I have chosen my mood as angry where there should be one for white hot furious. Yesterday Margaret had a bad day, her mother had a fall (she is ok), my wound leaked (it was just old blood finding a way out), someone U turned without indicating and smashed the front of her car (their fault), and then there is the arguing between me and my boy that has been happening since his suspension.
Last night I was explaining to Christian and her daughter that Margaret had, had a bad day and that I wanted them to do dishes. Anyway, she ended up saying the when we 'f*cked Off' she would do them. So naturally I burred up, I tried not too, but there has been a heap on my plate. I told her she had no right speaking to my son like that and that she should treat people with respect.
This morning I received a message from her via Facebook telling me to get control of my son and that he was not doing the right things. How dare she. She is 17, does not even work a 30 hour week yet, does not do stuff all about the house and is lecturing me on how to raise my son. Well I was furious.
I am feeling like packing up and taking Christian and leaving. I am not going to get between a mother and her daughter and Margaret does not need the stress.

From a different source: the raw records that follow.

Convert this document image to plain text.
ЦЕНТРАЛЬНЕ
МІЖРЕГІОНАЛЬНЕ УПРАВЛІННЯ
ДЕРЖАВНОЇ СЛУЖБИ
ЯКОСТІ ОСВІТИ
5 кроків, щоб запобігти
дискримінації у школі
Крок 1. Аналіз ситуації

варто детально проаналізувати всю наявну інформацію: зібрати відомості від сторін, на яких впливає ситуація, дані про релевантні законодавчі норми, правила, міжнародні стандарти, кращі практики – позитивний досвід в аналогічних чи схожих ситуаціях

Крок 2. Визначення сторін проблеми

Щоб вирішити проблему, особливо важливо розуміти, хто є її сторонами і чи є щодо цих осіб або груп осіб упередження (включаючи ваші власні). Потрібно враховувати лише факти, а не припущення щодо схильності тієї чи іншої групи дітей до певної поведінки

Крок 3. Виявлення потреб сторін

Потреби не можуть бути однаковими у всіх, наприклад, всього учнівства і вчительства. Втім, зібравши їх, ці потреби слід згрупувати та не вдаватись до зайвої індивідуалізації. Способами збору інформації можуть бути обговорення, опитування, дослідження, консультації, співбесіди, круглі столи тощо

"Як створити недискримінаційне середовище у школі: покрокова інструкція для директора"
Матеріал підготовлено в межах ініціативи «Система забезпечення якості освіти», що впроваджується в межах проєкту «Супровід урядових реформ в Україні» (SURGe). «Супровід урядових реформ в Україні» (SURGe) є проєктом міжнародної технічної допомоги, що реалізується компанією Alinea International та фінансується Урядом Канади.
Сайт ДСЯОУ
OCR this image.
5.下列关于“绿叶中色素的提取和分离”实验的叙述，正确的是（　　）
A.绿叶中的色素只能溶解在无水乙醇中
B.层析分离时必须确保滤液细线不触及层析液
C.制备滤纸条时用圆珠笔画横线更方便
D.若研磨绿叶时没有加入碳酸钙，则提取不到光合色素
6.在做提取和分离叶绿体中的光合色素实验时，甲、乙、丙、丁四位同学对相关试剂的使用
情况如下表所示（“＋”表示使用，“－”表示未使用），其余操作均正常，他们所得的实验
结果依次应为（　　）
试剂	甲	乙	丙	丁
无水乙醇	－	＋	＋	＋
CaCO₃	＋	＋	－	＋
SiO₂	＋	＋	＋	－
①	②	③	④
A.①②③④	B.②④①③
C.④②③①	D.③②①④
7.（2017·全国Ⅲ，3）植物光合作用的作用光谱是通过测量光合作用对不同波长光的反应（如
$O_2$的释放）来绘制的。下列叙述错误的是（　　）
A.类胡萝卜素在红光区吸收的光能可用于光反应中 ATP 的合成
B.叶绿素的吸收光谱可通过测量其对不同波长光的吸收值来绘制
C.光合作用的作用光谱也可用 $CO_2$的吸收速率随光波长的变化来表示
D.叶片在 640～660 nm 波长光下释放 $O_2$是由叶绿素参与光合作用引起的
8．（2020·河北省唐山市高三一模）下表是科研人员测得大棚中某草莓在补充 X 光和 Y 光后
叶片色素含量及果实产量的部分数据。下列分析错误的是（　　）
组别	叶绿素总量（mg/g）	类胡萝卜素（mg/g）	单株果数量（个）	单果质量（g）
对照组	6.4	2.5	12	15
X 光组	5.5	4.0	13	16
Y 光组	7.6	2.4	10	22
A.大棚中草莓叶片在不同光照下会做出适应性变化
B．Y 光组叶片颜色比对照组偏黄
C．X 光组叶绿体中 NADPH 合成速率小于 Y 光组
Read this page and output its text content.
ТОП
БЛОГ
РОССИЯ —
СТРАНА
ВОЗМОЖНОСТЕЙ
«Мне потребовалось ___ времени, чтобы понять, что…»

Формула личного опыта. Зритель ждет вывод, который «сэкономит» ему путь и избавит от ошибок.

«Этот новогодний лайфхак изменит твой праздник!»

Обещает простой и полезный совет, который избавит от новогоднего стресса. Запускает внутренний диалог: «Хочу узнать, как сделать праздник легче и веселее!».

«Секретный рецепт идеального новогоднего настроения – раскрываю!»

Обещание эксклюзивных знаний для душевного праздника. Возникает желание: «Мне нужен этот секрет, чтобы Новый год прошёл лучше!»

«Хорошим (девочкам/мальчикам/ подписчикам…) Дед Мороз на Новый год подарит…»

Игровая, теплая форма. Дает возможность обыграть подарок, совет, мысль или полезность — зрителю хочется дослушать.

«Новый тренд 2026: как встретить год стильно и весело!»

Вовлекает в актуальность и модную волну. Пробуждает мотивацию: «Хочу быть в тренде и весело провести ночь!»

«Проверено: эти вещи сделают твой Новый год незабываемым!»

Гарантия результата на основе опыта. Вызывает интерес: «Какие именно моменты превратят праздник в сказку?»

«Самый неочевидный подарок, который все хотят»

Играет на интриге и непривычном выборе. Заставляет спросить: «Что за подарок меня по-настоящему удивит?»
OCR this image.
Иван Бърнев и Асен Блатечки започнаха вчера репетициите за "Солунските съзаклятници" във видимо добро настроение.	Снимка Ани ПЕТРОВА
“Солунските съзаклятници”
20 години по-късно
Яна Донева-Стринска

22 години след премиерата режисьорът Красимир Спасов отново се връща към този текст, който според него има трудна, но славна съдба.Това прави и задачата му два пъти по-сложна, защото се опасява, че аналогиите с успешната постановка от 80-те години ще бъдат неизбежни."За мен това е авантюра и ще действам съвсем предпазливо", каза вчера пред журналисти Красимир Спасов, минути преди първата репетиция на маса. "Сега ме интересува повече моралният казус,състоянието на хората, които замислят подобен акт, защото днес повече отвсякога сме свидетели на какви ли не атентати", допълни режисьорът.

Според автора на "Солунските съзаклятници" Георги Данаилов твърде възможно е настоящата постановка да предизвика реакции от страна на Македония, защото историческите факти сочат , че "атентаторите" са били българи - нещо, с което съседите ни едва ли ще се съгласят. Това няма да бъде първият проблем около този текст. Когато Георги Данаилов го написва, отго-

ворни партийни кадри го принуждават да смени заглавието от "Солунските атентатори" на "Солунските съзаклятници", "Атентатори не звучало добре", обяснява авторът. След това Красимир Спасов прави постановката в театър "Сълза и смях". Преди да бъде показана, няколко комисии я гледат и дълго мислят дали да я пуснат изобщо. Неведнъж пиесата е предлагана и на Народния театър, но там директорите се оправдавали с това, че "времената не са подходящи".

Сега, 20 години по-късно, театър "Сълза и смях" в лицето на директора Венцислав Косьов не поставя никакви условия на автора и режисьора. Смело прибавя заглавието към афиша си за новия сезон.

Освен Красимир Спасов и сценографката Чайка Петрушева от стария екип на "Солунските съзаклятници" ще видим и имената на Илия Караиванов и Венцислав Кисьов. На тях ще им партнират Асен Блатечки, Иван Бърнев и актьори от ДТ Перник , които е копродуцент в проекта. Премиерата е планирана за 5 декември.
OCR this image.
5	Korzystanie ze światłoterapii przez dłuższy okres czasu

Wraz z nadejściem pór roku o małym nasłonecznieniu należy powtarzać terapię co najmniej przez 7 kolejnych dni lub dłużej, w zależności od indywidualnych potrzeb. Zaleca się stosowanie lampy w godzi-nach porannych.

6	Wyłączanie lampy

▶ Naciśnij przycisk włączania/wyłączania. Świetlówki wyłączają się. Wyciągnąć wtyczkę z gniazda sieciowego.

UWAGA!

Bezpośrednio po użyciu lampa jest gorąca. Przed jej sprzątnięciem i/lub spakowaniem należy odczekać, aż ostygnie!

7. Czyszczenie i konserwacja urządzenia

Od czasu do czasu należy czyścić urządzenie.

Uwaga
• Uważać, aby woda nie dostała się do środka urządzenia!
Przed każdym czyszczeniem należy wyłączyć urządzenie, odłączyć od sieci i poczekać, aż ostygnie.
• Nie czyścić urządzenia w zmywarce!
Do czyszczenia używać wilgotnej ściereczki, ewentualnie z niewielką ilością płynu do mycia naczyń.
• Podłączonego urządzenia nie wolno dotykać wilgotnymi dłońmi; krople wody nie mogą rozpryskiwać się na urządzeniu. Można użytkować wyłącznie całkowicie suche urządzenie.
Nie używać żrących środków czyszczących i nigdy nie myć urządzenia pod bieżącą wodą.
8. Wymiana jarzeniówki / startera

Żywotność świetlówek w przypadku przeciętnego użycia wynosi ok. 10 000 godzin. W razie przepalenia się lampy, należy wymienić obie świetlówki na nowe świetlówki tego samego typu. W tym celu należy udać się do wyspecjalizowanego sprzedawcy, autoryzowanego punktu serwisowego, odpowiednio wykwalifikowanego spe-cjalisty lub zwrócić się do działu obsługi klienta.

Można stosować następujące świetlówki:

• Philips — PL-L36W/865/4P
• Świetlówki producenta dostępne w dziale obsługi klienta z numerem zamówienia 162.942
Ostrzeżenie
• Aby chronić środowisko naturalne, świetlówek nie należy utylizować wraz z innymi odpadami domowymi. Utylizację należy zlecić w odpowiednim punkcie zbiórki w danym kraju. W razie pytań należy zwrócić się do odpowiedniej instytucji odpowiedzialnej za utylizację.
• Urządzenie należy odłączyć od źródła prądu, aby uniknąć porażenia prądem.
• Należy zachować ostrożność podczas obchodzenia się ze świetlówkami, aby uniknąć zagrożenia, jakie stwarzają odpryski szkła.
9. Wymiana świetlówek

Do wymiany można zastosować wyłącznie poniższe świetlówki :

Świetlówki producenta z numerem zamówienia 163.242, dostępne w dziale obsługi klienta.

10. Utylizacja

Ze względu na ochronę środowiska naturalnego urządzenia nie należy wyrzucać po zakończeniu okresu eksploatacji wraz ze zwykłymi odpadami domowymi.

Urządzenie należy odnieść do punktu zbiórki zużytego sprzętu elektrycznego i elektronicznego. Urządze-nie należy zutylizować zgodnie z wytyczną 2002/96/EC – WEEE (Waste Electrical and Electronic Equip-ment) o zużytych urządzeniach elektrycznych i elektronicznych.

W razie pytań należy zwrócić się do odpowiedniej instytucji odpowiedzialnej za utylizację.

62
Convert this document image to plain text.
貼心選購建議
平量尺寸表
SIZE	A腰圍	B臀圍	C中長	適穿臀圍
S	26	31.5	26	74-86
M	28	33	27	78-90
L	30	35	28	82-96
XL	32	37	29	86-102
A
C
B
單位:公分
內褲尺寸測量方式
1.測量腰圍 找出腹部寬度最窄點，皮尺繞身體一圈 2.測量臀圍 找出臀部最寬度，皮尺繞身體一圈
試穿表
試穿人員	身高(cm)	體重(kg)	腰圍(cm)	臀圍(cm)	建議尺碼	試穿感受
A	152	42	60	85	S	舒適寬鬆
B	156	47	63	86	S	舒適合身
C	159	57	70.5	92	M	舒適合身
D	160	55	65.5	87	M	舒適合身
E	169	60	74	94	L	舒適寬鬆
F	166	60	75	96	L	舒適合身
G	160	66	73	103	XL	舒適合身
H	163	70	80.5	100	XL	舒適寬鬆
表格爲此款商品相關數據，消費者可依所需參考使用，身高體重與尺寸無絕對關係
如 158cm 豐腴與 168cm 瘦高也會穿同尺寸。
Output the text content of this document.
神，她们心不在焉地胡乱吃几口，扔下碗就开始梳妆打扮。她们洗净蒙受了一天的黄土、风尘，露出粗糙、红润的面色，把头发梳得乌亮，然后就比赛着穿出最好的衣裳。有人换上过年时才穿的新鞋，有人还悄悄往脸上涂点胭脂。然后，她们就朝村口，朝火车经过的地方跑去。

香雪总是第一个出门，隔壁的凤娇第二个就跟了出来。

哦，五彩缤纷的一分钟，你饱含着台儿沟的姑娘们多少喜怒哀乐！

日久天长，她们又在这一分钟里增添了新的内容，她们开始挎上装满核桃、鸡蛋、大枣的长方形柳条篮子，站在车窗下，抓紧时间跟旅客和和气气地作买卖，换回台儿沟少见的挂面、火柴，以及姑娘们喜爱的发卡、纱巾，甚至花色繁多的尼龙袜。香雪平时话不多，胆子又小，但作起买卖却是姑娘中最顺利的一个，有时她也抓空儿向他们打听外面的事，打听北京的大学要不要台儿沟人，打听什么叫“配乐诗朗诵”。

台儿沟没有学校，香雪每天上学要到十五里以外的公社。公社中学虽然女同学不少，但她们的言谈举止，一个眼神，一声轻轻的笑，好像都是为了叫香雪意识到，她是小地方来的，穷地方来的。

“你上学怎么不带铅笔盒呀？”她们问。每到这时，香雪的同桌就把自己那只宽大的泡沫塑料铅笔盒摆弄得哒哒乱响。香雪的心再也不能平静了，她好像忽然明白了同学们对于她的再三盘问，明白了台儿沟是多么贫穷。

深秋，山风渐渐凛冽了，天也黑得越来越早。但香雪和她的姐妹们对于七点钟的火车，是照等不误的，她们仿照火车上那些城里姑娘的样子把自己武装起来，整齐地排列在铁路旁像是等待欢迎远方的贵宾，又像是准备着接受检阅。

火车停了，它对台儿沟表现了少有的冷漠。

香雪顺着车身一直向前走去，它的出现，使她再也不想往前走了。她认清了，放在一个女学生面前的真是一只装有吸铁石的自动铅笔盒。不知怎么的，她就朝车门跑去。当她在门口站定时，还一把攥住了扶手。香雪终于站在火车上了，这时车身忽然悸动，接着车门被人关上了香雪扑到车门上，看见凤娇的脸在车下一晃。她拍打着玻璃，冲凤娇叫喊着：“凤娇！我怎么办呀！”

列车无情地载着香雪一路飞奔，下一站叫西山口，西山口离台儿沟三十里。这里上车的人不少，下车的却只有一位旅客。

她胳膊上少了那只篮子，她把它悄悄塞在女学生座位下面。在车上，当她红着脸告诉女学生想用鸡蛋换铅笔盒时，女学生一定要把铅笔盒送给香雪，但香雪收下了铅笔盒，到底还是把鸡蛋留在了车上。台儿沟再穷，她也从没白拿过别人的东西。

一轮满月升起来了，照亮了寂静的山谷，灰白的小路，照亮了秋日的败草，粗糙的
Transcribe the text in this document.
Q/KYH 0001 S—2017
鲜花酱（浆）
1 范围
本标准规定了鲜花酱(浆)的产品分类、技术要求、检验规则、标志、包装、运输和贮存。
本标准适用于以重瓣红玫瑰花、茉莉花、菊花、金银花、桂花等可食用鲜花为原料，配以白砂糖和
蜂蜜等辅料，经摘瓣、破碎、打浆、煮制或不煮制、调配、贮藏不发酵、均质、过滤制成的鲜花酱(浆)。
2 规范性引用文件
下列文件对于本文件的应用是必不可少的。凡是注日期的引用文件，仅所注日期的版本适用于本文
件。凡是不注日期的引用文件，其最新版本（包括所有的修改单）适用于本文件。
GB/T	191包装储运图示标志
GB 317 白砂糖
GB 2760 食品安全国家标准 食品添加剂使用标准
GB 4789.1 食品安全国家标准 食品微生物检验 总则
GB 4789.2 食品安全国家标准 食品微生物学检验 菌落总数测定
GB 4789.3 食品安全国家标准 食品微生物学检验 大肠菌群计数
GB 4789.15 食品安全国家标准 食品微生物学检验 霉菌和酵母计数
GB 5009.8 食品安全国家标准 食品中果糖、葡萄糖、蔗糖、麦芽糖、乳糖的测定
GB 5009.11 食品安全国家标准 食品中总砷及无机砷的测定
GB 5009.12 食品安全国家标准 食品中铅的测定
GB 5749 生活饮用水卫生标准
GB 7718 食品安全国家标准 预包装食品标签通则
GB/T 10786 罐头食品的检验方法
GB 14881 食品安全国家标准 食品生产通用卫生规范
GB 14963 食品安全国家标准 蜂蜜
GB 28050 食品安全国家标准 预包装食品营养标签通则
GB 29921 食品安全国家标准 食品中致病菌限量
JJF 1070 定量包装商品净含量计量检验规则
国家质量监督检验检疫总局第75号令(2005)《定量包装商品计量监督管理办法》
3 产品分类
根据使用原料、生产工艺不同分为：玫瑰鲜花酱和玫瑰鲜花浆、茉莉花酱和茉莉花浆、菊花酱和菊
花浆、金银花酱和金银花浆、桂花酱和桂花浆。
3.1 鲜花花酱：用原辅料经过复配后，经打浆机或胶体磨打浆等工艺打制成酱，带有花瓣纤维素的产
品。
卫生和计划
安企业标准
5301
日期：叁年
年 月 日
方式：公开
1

Its not fair on her. In the past Margaret has just turned a blind eye. Maybe they are better off that way. At least they were existing.
Now that I am in the house, I am noticing all the shit that is wrong. The 17 year old verbally abuses her mother, her sister and does not even acknowledge her brother from another relationship. And now she is starting on Chris my boy.
What am I to do.
Any advice. I don't want to get in the road of her family, yet I love Margaret.